La burocracia es tan vieja como la humanidad misma, desde que la gens buscó líderes para organizar su porfía por la supervivencia, y estos a su vez delegaron en los meticulosos ayudantes que «se creyeron cosas» por tantas potestades para proteger los arcanos y abrir y cerrar los caminos cada vez más inaccesibles hacia esos jefes de tribus.
Burócratas han proliferado —y proliferan— en todos los sistemas sociales y formas de propiedad. Pero allá los del ojo ajeno, porque a mí siempre me ha preocupado cómo la burocracia corroe los más nobles propósitos del socialismo con sus mediatizaciones y zancadillas, y para colmo en nombre de los más caros ideales revolucionarios.
Lo preocupante, aquí en el pegajoso socialismo cubano de las 12 del día con calor y mil guirigay, es que la burocracia ha hecho de las suyas a la sombra de muchas buenas ideas. La centralización económica y de importantes programas sociales, el verticalismo excesivo en muchas tareas, han desarrollado en algunos funcionarios cierta postración ante las señales y «bendiciones» superiores, que les impide aplicar creadoramente, y con verdadero sentido revolucionario y dialéctico, la esencia humanista de la Revolución.
Lamentablemente, en nombre del socialismo muchas veces se aplican fórmulas estandarizadas y globales que, aun con muy buenas intenciones, ignoran las individualidades y los procesos particulares. La cantidad prevalece por sobre la calidad, y el molde de ciertas medidas y disposiciones, por loables que sean, no tiene en cuenta los caprichos de la realidad.
En esa montaña de cartas que es mi mesa de Acuse de Recibo, se acumulan insólitas historias sufridas por ciudadanos, experiencias que se desgajan del ideario de virtudes humanistas de la Revolución, y que no siempre tienen un tratamiento individualizado y eficaz, a partir de las rígidas disposiciones institucionales en unos casos, y de las interpretaciones dogmáticas de los ejecutores en otros. Eso, a pesar de toda la filosofía de atender hasta el último ciudadano —léase Fidel, Che, Celia—, y buscarle soluciones, o al menos explicaciones plausibles y creíbles.

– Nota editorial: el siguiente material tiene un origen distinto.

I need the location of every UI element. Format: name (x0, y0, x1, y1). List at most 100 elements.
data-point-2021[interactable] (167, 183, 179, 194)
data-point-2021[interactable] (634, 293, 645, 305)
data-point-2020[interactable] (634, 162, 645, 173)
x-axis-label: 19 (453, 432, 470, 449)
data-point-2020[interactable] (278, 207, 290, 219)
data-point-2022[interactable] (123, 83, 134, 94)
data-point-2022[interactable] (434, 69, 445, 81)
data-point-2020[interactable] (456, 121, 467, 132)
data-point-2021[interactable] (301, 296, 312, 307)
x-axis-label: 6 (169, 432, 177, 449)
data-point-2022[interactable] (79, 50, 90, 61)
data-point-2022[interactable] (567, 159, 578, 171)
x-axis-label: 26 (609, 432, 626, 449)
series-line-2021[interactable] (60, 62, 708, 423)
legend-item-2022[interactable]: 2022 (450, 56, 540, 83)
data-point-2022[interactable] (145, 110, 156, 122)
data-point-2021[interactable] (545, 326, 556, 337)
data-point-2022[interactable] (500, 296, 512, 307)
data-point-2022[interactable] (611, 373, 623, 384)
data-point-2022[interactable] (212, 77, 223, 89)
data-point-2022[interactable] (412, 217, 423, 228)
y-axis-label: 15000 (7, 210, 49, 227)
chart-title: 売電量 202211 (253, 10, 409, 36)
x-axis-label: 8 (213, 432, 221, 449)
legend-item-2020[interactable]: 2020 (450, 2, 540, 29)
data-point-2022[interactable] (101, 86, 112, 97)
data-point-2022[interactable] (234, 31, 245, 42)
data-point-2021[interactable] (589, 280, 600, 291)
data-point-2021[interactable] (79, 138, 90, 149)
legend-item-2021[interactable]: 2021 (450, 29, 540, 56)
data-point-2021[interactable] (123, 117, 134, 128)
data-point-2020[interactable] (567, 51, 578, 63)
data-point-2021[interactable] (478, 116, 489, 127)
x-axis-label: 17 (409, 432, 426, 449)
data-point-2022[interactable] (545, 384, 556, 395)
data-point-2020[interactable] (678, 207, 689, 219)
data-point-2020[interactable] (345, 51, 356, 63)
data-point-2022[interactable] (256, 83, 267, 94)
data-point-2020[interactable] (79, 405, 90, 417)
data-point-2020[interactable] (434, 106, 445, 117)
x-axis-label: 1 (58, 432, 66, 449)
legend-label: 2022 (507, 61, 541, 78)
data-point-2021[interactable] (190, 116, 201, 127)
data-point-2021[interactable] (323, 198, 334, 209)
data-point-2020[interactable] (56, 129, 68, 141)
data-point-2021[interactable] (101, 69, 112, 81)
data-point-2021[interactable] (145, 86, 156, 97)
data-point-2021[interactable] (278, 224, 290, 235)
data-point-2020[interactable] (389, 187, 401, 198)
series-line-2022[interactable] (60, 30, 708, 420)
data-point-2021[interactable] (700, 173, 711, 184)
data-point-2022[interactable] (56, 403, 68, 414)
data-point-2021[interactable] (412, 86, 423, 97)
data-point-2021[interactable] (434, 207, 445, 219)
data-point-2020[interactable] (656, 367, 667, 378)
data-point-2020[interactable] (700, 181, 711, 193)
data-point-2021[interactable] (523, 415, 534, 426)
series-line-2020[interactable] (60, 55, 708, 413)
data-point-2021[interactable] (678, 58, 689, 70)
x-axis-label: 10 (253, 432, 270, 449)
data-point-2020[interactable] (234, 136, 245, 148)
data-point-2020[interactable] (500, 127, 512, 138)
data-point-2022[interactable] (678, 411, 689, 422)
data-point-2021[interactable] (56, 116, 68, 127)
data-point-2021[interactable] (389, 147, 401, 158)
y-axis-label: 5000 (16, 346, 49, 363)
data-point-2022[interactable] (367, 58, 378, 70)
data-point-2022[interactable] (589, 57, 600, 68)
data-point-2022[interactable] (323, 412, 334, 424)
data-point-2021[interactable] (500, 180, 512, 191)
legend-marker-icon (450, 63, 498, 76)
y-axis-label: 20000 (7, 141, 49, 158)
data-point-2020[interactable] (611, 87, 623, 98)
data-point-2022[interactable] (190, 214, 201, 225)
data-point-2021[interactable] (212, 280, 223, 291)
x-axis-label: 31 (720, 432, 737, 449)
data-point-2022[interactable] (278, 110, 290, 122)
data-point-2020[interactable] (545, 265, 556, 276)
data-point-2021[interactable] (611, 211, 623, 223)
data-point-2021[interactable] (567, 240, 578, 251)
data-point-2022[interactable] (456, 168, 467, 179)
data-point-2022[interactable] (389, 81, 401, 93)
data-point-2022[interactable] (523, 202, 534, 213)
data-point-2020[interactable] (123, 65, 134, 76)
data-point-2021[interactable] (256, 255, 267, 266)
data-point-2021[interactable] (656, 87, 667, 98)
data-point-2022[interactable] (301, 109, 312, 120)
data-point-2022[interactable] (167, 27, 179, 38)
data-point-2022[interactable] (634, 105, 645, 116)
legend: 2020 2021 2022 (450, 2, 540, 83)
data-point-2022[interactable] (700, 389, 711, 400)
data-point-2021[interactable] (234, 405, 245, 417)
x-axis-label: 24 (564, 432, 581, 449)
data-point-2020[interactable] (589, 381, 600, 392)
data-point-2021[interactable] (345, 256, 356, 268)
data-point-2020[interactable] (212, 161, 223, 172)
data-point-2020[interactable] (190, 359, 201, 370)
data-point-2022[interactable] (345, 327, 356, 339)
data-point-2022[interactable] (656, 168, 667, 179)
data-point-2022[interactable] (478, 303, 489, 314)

Como ejemplo pudiera citar muchos: personas muy enfermas, postradas y solitarias, gente muy vulnerable que, ante sus gestiones oficiales, son «peloteadas» de abajo hacia arriba, de arriba hacia abajo, hacia el lado. Tratadas con el rasero común sin apreciar su particularidad, engañadas, embaucadas en promesas, y al final desconocidas. Se les dice no, no hay, espera. Así las personas languidecen aguardando por su oportunidad, y ante sus ojos se resquebraja la confianza en las instituciones. Así se resiente la imagen del Estado, de otros funcionarios que sí predican con su consecuencia pública. De la Revolución.
Ahora que se debate el discurso de Raúl a lo largo y ancho del país, y muchos cubanos «desembuchan» sus preocupaciones, es el momento propicio para reflexionar en que el socialismo necesita permanentemente esa retroalimentación democrática que permite corregir el camino de las políticas, de las medidas y sus aplicaciones.
De no escuchar más y corregir el tiro en consonancia, la Revolución tendrá siempre alrededor, como un virus oportunista, esa burocracia que todo lo premedita y acomoda a su inflexible designio de no oír, no ver ni atender, inmersa en los papeles, las cifras y otros galimatías.